An important and most active research topic on circular proofs is the comparison of circular proof systems with usual proof systems with induction and co-induction rules à la Park. This can be viewed as comparing the proof-theoretical power of usual induction reasoning with that of Fermat's infinite descent method. Berardi and Tatsuta, as well as Simpson, obtained in 2017 important results in this direction for logics with inductive predicates à la Martin-Löf. Those frameworks, however, are weaker than those of fixpoint logic which can express and mix least and greatest fixpoints by interleaving μ and ν statements. New results on this topics followed in 2018.

In a work with Nollet and Tasson, Saurin published in CSL 2018 a new validity condition which is quite straightfoward to check (it can be checked at the level of elementary cycles of the circular proofs, while the other criteria need to check a condition on every infinite branch) and still capture all circular proofs obtained from μMALL finite proofs [46]. The condition for cycling in those proofs is more constrained than that of Baelde, Doumane and Saurin, but the proof contains more information which can be used to exctract inductive invariants. With this validity condition which can be useful for proof search for circular proofs, they obtained partial finitisation results and are currently aiming at solving the most general Brotherston-Simpson's conjecture.

Streams and classical logic

Luc Pellissier started a post-doc in december 2018 funded by the RAPIDO project and started working with Alexis Saurin on the stream interpretation of Λμ-calculi by investigating the connection between Λμ-calculus and the parsimonious λ-calculus.

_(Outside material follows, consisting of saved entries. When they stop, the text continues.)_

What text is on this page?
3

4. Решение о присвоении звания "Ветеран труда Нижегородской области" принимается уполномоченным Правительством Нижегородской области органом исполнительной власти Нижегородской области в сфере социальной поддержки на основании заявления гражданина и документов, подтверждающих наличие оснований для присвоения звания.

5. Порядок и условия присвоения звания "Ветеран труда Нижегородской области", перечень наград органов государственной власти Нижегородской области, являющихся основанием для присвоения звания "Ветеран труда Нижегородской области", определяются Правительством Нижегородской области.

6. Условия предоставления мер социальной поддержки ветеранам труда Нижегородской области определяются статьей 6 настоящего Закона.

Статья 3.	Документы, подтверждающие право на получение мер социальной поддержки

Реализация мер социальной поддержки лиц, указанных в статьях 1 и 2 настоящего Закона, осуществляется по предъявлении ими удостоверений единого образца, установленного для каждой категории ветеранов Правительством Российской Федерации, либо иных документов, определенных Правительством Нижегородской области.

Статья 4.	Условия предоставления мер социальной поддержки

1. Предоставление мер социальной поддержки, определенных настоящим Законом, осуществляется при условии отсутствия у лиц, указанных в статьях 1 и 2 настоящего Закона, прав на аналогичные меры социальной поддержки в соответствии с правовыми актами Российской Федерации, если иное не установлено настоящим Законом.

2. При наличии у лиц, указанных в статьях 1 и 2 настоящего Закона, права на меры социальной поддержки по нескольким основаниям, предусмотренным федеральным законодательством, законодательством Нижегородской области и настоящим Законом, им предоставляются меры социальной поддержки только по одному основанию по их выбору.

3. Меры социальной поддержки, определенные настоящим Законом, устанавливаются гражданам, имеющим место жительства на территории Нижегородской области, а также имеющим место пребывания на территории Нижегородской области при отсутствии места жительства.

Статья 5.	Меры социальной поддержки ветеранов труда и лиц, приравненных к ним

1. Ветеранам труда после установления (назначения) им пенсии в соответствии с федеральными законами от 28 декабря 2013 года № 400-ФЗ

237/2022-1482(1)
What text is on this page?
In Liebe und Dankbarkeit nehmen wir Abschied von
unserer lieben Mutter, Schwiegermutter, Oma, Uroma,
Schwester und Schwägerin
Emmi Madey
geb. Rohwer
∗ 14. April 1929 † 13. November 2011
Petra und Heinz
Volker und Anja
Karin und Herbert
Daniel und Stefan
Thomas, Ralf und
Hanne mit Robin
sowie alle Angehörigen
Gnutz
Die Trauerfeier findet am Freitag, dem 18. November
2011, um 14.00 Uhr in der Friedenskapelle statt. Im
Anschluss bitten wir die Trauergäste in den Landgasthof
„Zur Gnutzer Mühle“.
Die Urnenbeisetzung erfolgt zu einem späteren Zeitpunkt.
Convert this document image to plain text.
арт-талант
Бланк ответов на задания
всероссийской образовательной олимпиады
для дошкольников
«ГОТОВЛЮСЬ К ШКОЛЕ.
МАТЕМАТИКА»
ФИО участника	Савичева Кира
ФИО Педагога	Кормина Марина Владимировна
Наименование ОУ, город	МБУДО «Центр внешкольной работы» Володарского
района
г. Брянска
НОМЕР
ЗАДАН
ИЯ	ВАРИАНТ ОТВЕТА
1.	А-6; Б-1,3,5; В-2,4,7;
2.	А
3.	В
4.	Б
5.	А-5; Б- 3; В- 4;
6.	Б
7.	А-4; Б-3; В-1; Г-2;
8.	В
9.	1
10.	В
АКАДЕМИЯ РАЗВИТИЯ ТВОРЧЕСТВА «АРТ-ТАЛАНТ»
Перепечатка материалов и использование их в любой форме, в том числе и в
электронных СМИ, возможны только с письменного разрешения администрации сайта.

Formalising circular proofs and their validity condition

During the spring and summer 2018, Saurin started with Xavier Onfroy a formalisation of circular proofs in Coq. Until now, Onfroy formalised parity-automata and their meta-theory as a first step to capture the decidability condition of circular proofs. Preliminary formalisations of circular proofs have been considered by Onfroy but shall still be pursued in order to fit into the picture.